On October 14, 1889, Clarence Edouard Muse was born to Alexander and Mary Muse in Baltimore, Maryland. Muse had intended to become an attorney and earned a degree in International Law from The Dickerson School of Law in Pennsylvania in 1911. Because of poor opportunities for African Americans in the legal profession, however, Muse became a performer.
Clarence Muse toured the vaudeville circuit, composed songs, directed both theater and film, entertained as a minstrel performer, sang opera, wrote screenplays, and appeared in over 150 films. In 1914, Muse helped pioneer the black theater movement by co-founding the all-black theater troupe, the Lafayette Theater Stock Company. He frequently appeared with the Lincoln Players, another famous troupe from the “Harlem Renaissance.”

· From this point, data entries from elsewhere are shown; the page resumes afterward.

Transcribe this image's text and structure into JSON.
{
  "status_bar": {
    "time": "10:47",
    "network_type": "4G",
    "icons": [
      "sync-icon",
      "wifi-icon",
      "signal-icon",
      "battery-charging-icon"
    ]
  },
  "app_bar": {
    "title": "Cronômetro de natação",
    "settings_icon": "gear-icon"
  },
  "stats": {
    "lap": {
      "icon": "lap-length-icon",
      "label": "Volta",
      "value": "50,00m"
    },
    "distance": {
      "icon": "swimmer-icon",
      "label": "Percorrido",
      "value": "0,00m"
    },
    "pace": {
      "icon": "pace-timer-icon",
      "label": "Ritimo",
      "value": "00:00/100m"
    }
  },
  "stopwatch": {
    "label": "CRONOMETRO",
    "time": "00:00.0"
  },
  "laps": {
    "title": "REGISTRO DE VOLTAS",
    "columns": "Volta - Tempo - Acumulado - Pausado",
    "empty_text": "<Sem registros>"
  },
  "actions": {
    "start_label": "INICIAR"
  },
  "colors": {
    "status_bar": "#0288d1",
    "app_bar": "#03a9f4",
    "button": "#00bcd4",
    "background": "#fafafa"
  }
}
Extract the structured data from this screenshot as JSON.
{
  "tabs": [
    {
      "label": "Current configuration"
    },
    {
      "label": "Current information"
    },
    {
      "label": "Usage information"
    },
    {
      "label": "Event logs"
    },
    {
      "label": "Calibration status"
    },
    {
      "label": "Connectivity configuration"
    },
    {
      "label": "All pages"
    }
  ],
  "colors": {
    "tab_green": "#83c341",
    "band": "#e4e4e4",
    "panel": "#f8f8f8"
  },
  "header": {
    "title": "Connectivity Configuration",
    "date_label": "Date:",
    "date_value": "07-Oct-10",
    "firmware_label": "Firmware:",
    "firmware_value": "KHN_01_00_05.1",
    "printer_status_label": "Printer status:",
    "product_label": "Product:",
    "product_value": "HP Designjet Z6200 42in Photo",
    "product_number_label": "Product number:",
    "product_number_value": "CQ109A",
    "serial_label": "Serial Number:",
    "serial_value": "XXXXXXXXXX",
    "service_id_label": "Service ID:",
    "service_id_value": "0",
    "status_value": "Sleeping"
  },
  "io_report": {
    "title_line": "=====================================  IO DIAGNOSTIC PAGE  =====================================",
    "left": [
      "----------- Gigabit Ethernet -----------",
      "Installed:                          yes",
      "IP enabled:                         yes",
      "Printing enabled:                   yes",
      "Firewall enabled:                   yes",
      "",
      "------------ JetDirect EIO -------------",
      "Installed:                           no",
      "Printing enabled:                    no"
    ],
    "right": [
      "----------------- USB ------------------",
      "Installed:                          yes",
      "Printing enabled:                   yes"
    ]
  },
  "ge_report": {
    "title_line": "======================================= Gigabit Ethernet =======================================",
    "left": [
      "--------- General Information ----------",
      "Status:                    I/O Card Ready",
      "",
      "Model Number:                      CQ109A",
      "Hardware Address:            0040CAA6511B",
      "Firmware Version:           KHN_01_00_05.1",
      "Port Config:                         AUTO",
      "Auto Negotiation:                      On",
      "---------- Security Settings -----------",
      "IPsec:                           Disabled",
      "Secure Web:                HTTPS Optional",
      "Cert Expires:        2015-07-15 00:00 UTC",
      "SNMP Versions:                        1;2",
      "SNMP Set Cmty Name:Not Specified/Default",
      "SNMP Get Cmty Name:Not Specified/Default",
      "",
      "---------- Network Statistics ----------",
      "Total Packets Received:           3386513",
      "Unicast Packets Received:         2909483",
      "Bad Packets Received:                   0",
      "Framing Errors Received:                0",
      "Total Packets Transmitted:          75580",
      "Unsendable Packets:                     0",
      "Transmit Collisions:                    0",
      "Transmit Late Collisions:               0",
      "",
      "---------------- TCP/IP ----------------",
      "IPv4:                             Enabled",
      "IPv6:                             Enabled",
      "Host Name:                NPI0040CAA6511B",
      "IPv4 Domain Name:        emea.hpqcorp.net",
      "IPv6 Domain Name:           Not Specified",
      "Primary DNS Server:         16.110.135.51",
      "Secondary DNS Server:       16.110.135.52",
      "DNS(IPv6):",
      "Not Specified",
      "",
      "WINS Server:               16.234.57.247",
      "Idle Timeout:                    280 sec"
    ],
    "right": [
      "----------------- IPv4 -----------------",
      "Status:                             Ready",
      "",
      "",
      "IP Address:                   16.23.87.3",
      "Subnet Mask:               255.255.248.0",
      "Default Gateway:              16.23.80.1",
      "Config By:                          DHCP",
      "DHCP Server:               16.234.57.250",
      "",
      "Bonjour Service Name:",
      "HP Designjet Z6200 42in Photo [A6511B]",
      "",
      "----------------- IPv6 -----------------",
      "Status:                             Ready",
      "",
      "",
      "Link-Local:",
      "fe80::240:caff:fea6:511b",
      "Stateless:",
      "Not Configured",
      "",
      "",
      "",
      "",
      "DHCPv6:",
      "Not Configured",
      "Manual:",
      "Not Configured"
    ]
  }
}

Throughout his eclectic career, Muse was an outspoken advocate for improved treatment of black actors and other performers. Whether it was his strategy or not, one of his greatest successes was in helping break down many of the barriers that stood in the way of black performers. Some of his career highlights include performing in “Hearts in Dixie,” the first all-black film (1929); co-authoring the script and songs for “Way Down South” with Langston Hughes in 1939; playing Sam the pianist in the weekly TV version of Casablanca in 1955; and co-starring in the film version of Porgy and Bess with Sidney Poitier, Dorothy Dandridge, and Sammy Davis Jr. Muse’s later film credits included Buck and the Preacher in 1972 and Car Wash in 1976
In 1973, Muse was inducted into the Black Filmmakers Hall of Fame. Muse died on October 13, 1979, four days before the release of his final film, The Black Stallion. Throughout his career, Clarence Muse was both a talented and inspiring performer and a crucial force in the movement toward equality for African Americans in the performing arts.